- Born: 28 January 1951 Montreal, Quebec, Canada
- Died: 5 May 1989 (aged 38) Montreal, Quebec, Canada
- Education: Bachelor of Arts (Honours) in Fine Arts (1974)
- Alma mater: Glendon College at York University
- Known for: filmmaking
- Notable work: Home Feeling: A Struggle for Community (1983)
- Movement: Black liberalism
- Spouse: Paul de Silva in 1982
- Children: Zinzi de Silva
- Parent: Mairuth Vaughan Hodge Sarsfield

= Jennifer Hodge de Silva =

Jennifer Hodge de Silva (28 January 1951 – 5 May 1989) was a Canadian filmmaker. Her film, Home Feeling: Struggle for a Community, revealed tensions between and police and residents of the Jane and Finch neighbourhood of Toronto. The residents were mainly immigrants from Jamaica and Africa. She worked consistently with national organizations such the National Film Board of Canada (NFB) and the Canadian Broadcasting Corporation (CBC). She was the first black filmmaker to do so.

==Career==
In 1978 she worked with Terence Macartney-Filgate on the film Fields of Endless Day as assistant director and associate producer while she was a student. The next year she worked with him again as associate producer of the CBC documentary Dieppe 1942. She covered stories about the lives of Chinese-Canadian immigrants and Indigenous artists and covered social issues in diverse neighbourhoods.

Hodge de Silva directed a number of films during the 1980s that established the dominant mode in African Canadian film culture.

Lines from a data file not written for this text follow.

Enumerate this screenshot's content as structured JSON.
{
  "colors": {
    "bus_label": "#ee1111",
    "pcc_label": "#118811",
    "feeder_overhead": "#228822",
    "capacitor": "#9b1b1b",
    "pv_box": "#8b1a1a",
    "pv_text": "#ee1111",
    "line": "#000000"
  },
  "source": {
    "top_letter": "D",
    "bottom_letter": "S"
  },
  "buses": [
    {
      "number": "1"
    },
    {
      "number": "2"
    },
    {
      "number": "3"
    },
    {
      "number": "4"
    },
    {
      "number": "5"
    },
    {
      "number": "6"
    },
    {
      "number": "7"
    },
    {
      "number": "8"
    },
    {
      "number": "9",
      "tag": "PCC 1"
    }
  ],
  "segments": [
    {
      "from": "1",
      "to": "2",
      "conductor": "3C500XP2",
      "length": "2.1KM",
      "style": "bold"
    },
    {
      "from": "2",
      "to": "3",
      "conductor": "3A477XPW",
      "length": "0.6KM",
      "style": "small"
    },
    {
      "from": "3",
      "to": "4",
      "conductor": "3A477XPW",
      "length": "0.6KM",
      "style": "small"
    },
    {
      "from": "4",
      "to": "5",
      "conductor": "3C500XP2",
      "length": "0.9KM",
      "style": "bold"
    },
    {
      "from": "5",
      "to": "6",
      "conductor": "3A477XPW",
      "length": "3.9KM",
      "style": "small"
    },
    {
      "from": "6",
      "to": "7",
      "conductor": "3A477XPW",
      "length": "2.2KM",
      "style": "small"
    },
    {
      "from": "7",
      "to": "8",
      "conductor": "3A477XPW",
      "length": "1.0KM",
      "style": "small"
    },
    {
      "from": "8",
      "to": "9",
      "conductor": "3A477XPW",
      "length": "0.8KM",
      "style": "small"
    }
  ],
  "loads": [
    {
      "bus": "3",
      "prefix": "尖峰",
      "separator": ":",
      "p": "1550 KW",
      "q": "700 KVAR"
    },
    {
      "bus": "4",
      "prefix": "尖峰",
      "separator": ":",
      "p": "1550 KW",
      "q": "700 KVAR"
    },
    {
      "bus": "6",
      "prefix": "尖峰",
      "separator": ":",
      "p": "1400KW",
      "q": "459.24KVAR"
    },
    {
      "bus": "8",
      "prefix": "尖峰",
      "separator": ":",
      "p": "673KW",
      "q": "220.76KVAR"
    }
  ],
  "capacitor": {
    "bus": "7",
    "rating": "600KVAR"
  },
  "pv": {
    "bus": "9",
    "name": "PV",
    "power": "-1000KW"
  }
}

Working exclusively in the documentary and often on sponsored films, she staked out a set of concerns and a mode of production that might be termed black liberalism.
— Bailey 1990

Cameron Bailey, a Canadian film critic and artistic director of the Toronto International Film Festival, acknowledged her work in his 1990 article later published in a film anthology. In his 1990s publications Bailey honoured the work of black filmmakers such as Jennifer Hodge de Silva. The forms of production in which she worked were 'marginalized'. At times she made films that were sponsored for organizations such as of Education and the John Howard Society.

===Home Feeling: A Struggle for Community===
Her 1983 documentary Home Feeling: A Struggle for Community, examining the relations between the police force and the black community, continues to be used in classrooms to this day.

==Personal life==
Jennifer Hodge de Silva comes from a family of women social activists — her grandmother, Anna Packwood and her daughters, Mairuth Vaughan Hodge Sarsfield (married to Cullen Squire Hodge) and Lucille Vaughn Cuevas.